Avril 1994. La folie humaine à son paroxysme assena des coups saillants au cœur de l’Afrique. La barbarie a fait saigner le Rwanda une mer de sang et noyé ses enfants dans un chagrin incommensurable. Que l’obscurité jetée sur le peuple rwandais ne subjugue jamais la lumière vitale de sa culture, tel est le souhait porté par les enfants du pays des mille collines. Ne jamais oublier les nôtres, arrachés à la vie, est une responsabilité absolue. Leur rendre hommage en menant des vies dont ils seraient fiers est un devoir passionnant.

Du paradis, nos frères, nos sœurs, nos parents, nos oncles, nos tantes, nos cousins et nos cousines ont-ils pardonnés à leurs bourreaux ? Il est fort probable que nos disparus ne restent pas prisonniers d’une haine si destructrice. Nous en libérer à notre tour pour nous tourner vers la beauté de ce qui a marqué leurs vies pourrait être un merveilleux cadeau à leur offrir. Au cœur des mille vallées, ne cessons jamais de faire pousser les graines de la finesse culturelle semées par les nôtres. Soyons debout, marchons la tête haute et faisons découvrir au monde les richesses de la civilisation rwandaise. Œuvrons pour que les regards portés sur notre pays ne s’arrêtent pas aux sommets des mille collines. Faisons explorer les sublimes profondeurs de nos mille vallées à nos amis.

Ces amis dont la présence fut essentielle lorsque nos plaies étaient encore béantes et que nous essayions de compter nos morts. Parfois l’absence de corps apporta une épaisse couche de complexité à nos tentatives de deuils, tiraillés entre l’espoir que nos biens aimés puissent réapparaître et les macabres récits entendus à leur sujet. La barbarie qui s’est abattue sur nous, aussi atroce fut-elle, n’allait pas nous ôter notre humanité. Nous nous devions de trouver le courage de cicatriser nos plaies. Dans cette douloureuse épreuve, nos amis à nos côtés sont devenus notre famille, nous rappelant à quel point les hommes et les femmes sont capables du meilleur malgré le pire.
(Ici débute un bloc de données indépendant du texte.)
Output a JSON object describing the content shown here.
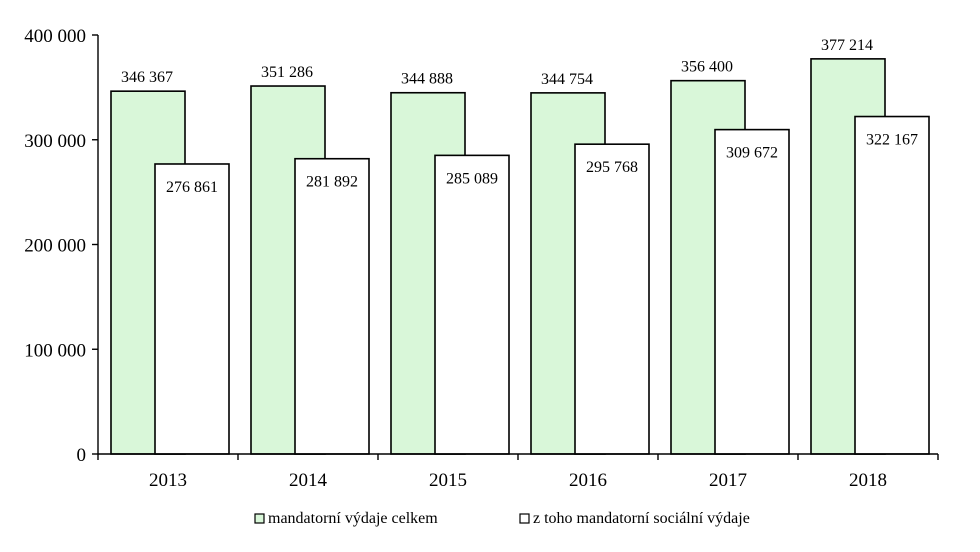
{
  "chart_data": {
    "type": "bar",
    "categories": [
      "2013",
      "2014",
      "2015",
      "2016",
      "2017",
      "2018"
    ],
    "series": [
      {
        "name": "mandatorní výdaje celkem",
        "values": [
          346367,
          351286,
          344888,
          344754,
          356400,
          377214
        ],
        "labels": [
          "346 367",
          "351 286",
          "344 888",
          "344 754",
          "356 400",
          "377 214"
        ],
        "color": "#d9f7d9"
      },
      {
        "name": "z toho mandatorní sociální výdaje",
        "values": [
          276861,
          281892,
          285089,
          295768,
          309672,
          322167
        ],
        "labels": [
          "276 861",
          "281 892",
          "285 089",
          "295 768",
          "309 672",
          "322 167"
        ],
        "color": "#ffffff"
      }
    ],
    "ylim": [
      0,
      400000
    ],
    "yticks": [
      0,
      100000,
      200000,
      300000,
      400000
    ],
    "ytick_labels": [
      "0",
      "100 000",
      "200 000",
      "300 000",
      "400 000"
    ],
    "grid": false,
    "legend_position": "bottom",
    "overlap": true
  }
}
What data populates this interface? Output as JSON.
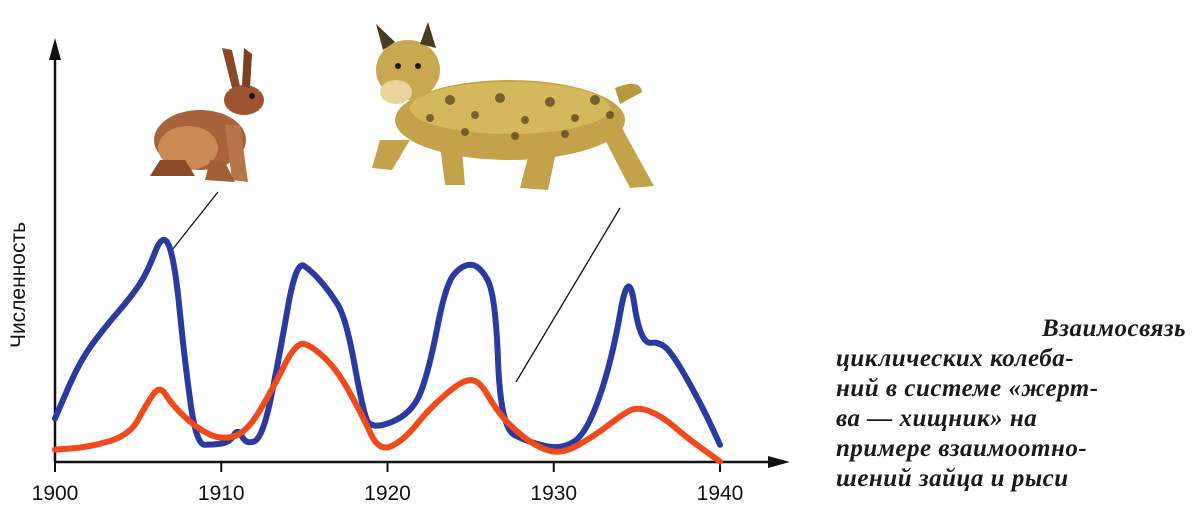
{
  "chart_data": {
    "type": "line",
    "title": "",
    "xlabel": "",
    "ylabel": "Численность",
    "x_ticks": [
      1900,
      1910,
      1920,
      1930,
      1940
    ],
    "xlim": [
      1900,
      1942
    ],
    "ylim": [
      0,
      100
    ],
    "grid": false,
    "legend": "none",
    "series": [
      {
        "color": "#2a3a9e",
        "points": [
          [
            1900,
            14
          ],
          [
            1901.5,
            38
          ],
          [
            1903,
            52
          ],
          [
            1904.5,
            64
          ],
          [
            1905.5,
            74
          ],
          [
            1906.5,
            92
          ],
          [
            1907.2,
            80
          ],
          [
            1907.8,
            38
          ],
          [
            1908.5,
            3
          ],
          [
            1909.5,
            3
          ],
          [
            1910.5,
            4
          ],
          [
            1911,
            10
          ],
          [
            1911.5,
            3
          ],
          [
            1912.5,
            6
          ],
          [
            1913.5,
            40
          ],
          [
            1914.5,
            80
          ],
          [
            1915.5,
            75
          ],
          [
            1916.5,
            67
          ],
          [
            1917.5,
            56
          ],
          [
            1918.5,
            18
          ],
          [
            1919,
            9
          ],
          [
            1921.5,
            16
          ],
          [
            1922.5,
            34
          ],
          [
            1923.5,
            70
          ],
          [
            1924.5,
            78
          ],
          [
            1925.5,
            78
          ],
          [
            1926.5,
            66
          ],
          [
            1926.8,
            10
          ],
          [
            1928.5,
            4
          ],
          [
            1930.5,
            1
          ],
          [
            1932,
            8
          ],
          [
            1933.5,
            38
          ],
          [
            1934.5,
            78
          ],
          [
            1935.2,
            45
          ],
          [
            1936.5,
            46
          ],
          [
            1937.5,
            37
          ],
          [
            1939,
            18
          ],
          [
            1940,
            3
          ]
        ]
      },
      {
        "color": "#f04a1c",
        "points": [
          [
            1900,
            1
          ],
          [
            1902,
            2
          ],
          [
            1904.5,
            7
          ],
          [
            1905.5,
            20
          ],
          [
            1906.3,
            28
          ],
          [
            1907,
            20
          ],
          [
            1908.5,
            10
          ],
          [
            1910,
            5
          ],
          [
            1911.5,
            8
          ],
          [
            1913,
            25
          ],
          [
            1914.5,
            46
          ],
          [
            1915.5,
            44
          ],
          [
            1917,
            34
          ],
          [
            1918.5,
            15
          ],
          [
            1919.5,
            0
          ],
          [
            1921,
            5
          ],
          [
            1922.5,
            18
          ],
          [
            1924.5,
            30
          ],
          [
            1925.5,
            30
          ],
          [
            1926.5,
            18
          ],
          [
            1927.5,
            10
          ],
          [
            1929,
            2
          ],
          [
            1930.5,
            -1
          ],
          [
            1932.5,
            7
          ],
          [
            1934,
            15
          ],
          [
            1935,
            19
          ],
          [
            1936.5,
            15
          ],
          [
            1938,
            6
          ],
          [
            1940,
            -4
          ]
        ]
      }
    ]
  },
  "caption": {
    "lines": [
      "Взаимосвязь",
      "циклических колеба-",
      "ний в системе «жерт-",
      "ва — хищник» на",
      "примере взаимоотно-",
      "шений зайца и рыси"
    ]
  },
  "illustrations": {
    "prey": "hare-illustration",
    "predator": "lynx-illustration",
    "axis_color": "#111111"
  }
}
À l’horizon, nous ferons pencher les balances de nos vies vers ce qu’il y a de meilleur en notre peuple. La liste des richesses qui nous unissent est bien plus longue que celle des sentiments qui pourraient nous éloigner. Et nos amis qui ont séchés nos larmes, en nous tenant la main sur notre chemin de guérison, sont les bienvenus au cœur de nos vallées. Nous leur réservons des places d’honneurs à nos célébrations de mariage, là où notre identité culturelle s’exprime pleinement. Là où les parents des mariés se font représenter pour les prises de parole solennelles. Ce qui est parfois considéré, par approximation, comme une manifestation de leur pudeur légendaire. Cette coutume consistant pour des parents à se faire représenter par des porte-paroles, illustre le symbole du mariage rwandais comme étant l’union entre deux familles. Le message patriarcal porté par des membres de la famille autres que les parents, est une métaphore pour signifier que les familles s’étendent au-delà des parentés. La traditionnelle solidarité familiale des sociétés africaines s’exprime ici d’une manière lyrique. Le lyrisme du pays des mille vallées se dessine aussi dans la maîtrise de l’art oratoire de ces porte-paroles des familles, qui romancent avec talent la vie de ceux qu’ils considèrent aussi comme leurs enfants. Au fond, le pays des mille collines est un village avec des familles liées les unes aux autres par une culture abondante et profonde.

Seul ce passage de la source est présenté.